Nama bocah laki-laki itu Nana, aku lupa nama panjangnya. Dilihat dari postur, wajah dan penampilan, memang dia terlihat menonjol diantara pria-pria kecil lain dikelasku, bahkan bisa dibilang seluruh warga dikelasku. Mari kugambarkan dengan gamblang mayoritas sosok yang mendiami ruang kelasku dulu, termasuk aku tentunya kawan…hi…penampilan kami kumal, dekil, wajah standard orang pribumi, rambut gimbal, kaku seperti ijuk dan bahkan tak jarang ada hiasan kutu beserta telur-telurnya. Warna kulit coklat mendekati kehitaman, entah apa memang warna kulit asli atau lapisan daki dikarenakan jarang mandi, aku curiga pada opsi yang terakhir kawan….he…kulit-kulit itupun banyak yang tak rata, bertaburan aneka hiasan dari penyakit kulit yang umum menggejala pada orang yang jarang mandi, tak usahlah kusebutkan, itu aib kawan, tak baik jika diungkapkan… he…, ditambah lagi penampilan yang amburadul dan bahkan tak lengkap. Maksudku amburadul dan tak lengkap itu kawan, kebanyakan baju seragam yang kami kenakan kumal, warna baju tak jelas, antara putih mendekati kecoklatan, belum lagi hiasan tambalan atau bekas jahitan disana sini, emblem yang tinggal separuh atau bahkan tak ada. Untuk bawahan pun tak jauh beda dan tak kalah mengenaskannya, rombeng, pinggiran yang lepas jahitannya, sabuk kadang ada, kadang diikat begitu saja dengan tali rafia. Sepatu sesukanya, yang punya ya pakai, yang ga punya sandalpun jadilah.

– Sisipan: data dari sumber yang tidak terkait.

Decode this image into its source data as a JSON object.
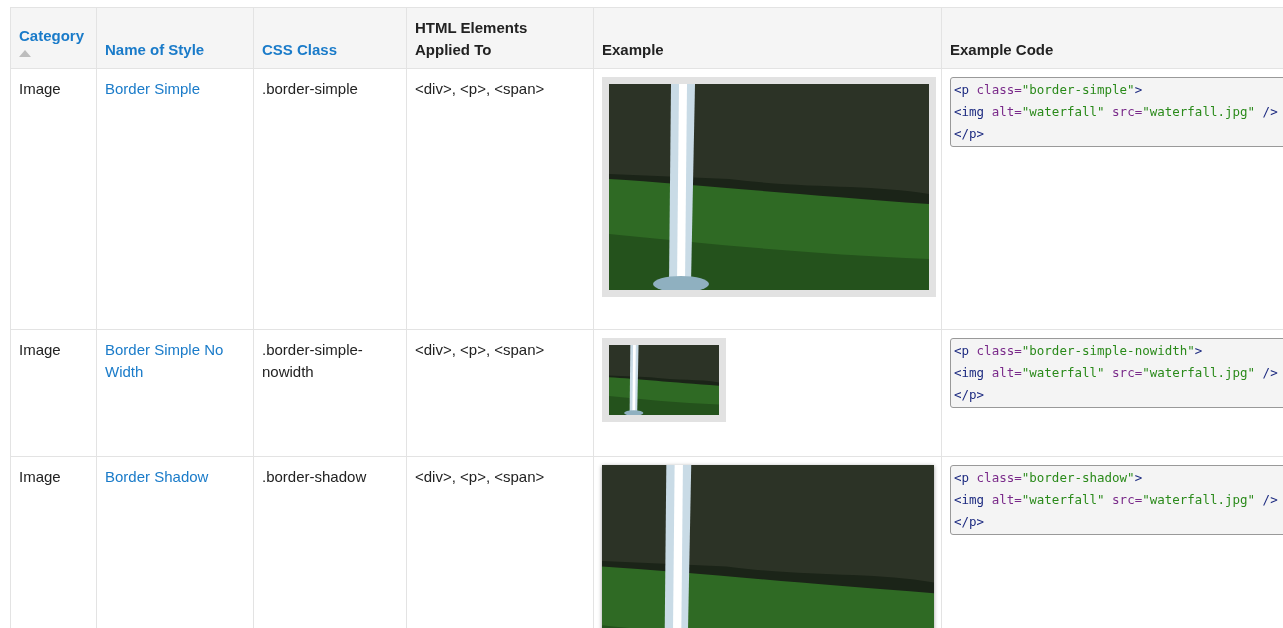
{
  "table": {
    "columns": [
      {
        "label": "Category",
        "sortable": true,
        "sorted": true
      },
      {
        "label": "Name of Style",
        "sortable": true,
        "sorted": false
      },
      {
        "label": "CSS Class",
        "sortable": true,
        "sorted": false
      },
      {
        "label": "HTML Elements Applied To",
        "sortable": false,
        "sorted": false
      },
      {
        "label": "Example",
        "sortable": false,
        "sorted": false
      },
      {
        "label": "Example Code",
        "sortable": false,
        "sorted": false
      }
    ],
    "rows": [
      {
        "category": "Image",
        "name": "Border Simple",
        "css_class": ".border-simple",
        "elements": "<div>, <p>, <span>",
        "example": {
          "kind": "framed",
          "thumbnail": false
        },
        "code": [
          "<p class=\"border-simple\">",
          "<img alt=\"waterfall\" src=\"waterfall.jpg\" />",
          "</p>"
        ]
      },
      {
        "category": "Image",
        "name": "Border Simple No Width",
        "css_class": ".border-simple-nowidth",
        "elements": "<div>, <p>, <span>",
        "example": {
          "kind": "framed",
          "thumbnail": true
        },
        "code": [
          "<p class=\"border-simple-nowidth\">",
          "<img alt=\"waterfall\" src=\"waterfall.jpg\" />",
          "</p>"
        ]
      },
      {
        "category": "Image",
        "name": "Border Shadow",
        "css_class": ".border-shadow",
        "elements": "<div>, <p>, <span>",
        "example": {
          "kind": "shadowed",
          "thumbnail": false
        },
        "code": [
          "<p class=\"border-shadow\">",
          "<img alt=\"waterfall\" src=\"waterfall.jpg\" />",
          "</p>"
        ]
      }
    ]
  }
}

Sebaliknya Nana ibarat butiran emas yang tertimbun dalam tumpukan pasir kawan, kulit tubuhnya kuning langsat, mulus, tak ada secuil pun koreng, kurap, panu, kadas, borok maupun penyakit kulit lainnya yang banyak menjangkiti penghuni kelasku ( yang ini terpaksa ku klarifikasi untuk menghindari protes para penyakit kulit lain yang tidak ingin disamaratakan dan tak ikut berperan serta…ups…). Wajahnya tirus, hidung sedikit mancung, bibir kecil merah jambu, rambut sedikit klimis. Penampilan bersih, rapi  dan wangi. Tak ada seorangpun dari kami yang iri maupun cemburu atas ke “ke-menonjolan” sosoknya kawan, maklumlah ayah Nana seorang pegawai negeri sipil di salah satu kantor pemerintahan di kota, sedang ayah-ayah kami kebanyakan hanyalah seorang petani lahan garapan, kusir delman, pencari kodok atau ular, penjual krupuk keliling, penjual tikar pandan dan aneka pekerjaan tidak keren lainnya, yang jangankan untuk membeli sabun, membeli lauk sekeratpun kembang kempis. Tapi jangan salah kawan, meski tak keren, kami tetap bangga dan cinta pada ayah kami masing-masing (ya iyalah…masak sama ayah orang).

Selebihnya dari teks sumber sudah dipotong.